If you’re in a rut in the rut that’s an entire year
you’ve fucked up with nothing to rub
but your antlers on trunks and wooden-women
make splintered lovers. I don’t mean to brag, but
I only need one hand to count the times
I’ve confused birch trees with seagulls, but colour me blindly
offended because it wasn’t until 1999
Crayola discontinued “Indian Red” and we all know
“Peach” is simply a synonym for skin.
What does a musician call a dropped gherkin? A pickle-low.
What did the oak give when it ran for office? A stump speech.
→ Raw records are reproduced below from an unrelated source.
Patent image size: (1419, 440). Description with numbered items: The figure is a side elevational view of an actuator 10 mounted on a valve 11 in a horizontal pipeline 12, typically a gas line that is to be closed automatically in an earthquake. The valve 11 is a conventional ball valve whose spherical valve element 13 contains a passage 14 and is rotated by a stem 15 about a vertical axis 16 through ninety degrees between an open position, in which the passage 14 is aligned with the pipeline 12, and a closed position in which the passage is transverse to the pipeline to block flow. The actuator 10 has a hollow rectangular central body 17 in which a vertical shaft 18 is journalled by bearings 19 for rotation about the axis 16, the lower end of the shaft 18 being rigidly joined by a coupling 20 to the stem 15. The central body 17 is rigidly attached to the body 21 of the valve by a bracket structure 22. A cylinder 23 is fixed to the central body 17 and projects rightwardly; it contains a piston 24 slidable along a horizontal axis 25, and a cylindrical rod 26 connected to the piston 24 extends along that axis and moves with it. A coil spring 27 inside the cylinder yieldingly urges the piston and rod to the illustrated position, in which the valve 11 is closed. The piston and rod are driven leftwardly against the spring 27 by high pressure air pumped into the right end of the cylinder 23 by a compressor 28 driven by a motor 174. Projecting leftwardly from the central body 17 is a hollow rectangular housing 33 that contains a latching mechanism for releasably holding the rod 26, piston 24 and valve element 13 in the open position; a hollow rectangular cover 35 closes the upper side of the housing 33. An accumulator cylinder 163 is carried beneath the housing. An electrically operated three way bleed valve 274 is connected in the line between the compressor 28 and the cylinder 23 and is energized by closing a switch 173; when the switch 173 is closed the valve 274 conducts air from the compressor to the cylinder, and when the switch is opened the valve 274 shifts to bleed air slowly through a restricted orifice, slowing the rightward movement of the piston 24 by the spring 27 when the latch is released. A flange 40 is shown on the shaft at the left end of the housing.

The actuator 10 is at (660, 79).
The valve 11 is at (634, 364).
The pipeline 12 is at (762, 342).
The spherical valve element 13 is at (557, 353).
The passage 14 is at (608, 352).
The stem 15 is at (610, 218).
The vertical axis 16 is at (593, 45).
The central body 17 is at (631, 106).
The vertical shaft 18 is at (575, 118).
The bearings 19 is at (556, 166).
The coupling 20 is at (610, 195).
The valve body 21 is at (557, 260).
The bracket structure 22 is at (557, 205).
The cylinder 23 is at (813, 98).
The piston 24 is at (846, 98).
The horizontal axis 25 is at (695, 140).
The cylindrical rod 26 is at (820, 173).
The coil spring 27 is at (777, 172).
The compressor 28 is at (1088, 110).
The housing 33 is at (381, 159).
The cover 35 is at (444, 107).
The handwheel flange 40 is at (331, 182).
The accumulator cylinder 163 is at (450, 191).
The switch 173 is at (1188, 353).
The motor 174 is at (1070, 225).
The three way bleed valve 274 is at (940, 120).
And I forget the set-up to the third but the punchline’s,
Those two nuns, father, don’t speak latin. Now,
I’ve never had a need for dead language,
but even I am a bit of a necrophile when I come
to etymology. Shouldn’t oil donkeys be named
after wolves since you can always trust a meat-eater
to never make a grass-roots movement? Sure,
it’s a well if it ends well but bait your breath
with earthworms brave Percy because
you’re like that Hairy Woodpecker on a wild-goose,
what’s dumb is dumb and there’s no two ways to skin a catastrophe.
That’s why nobody reads Paradise Regained.
If you want tragedy then give me a clown skull,
but if you want elbow-room then cut yourself off
at the humerus because you don’t know funny
until you’ve seen a forest of seagulls burn like cigarettes. You’ve gotta
keep an open mine shaft light on for me, baby,
while you’re in hot water in your tub, sudsy skin
as soft and chaste as Georgia-grown fruit.
Because I think I’m here for a while, behind the grizzly cage
at the Calgary Zoo, their bare eyes pacing, bearing
the heaviness of the lives they’ll no longer take.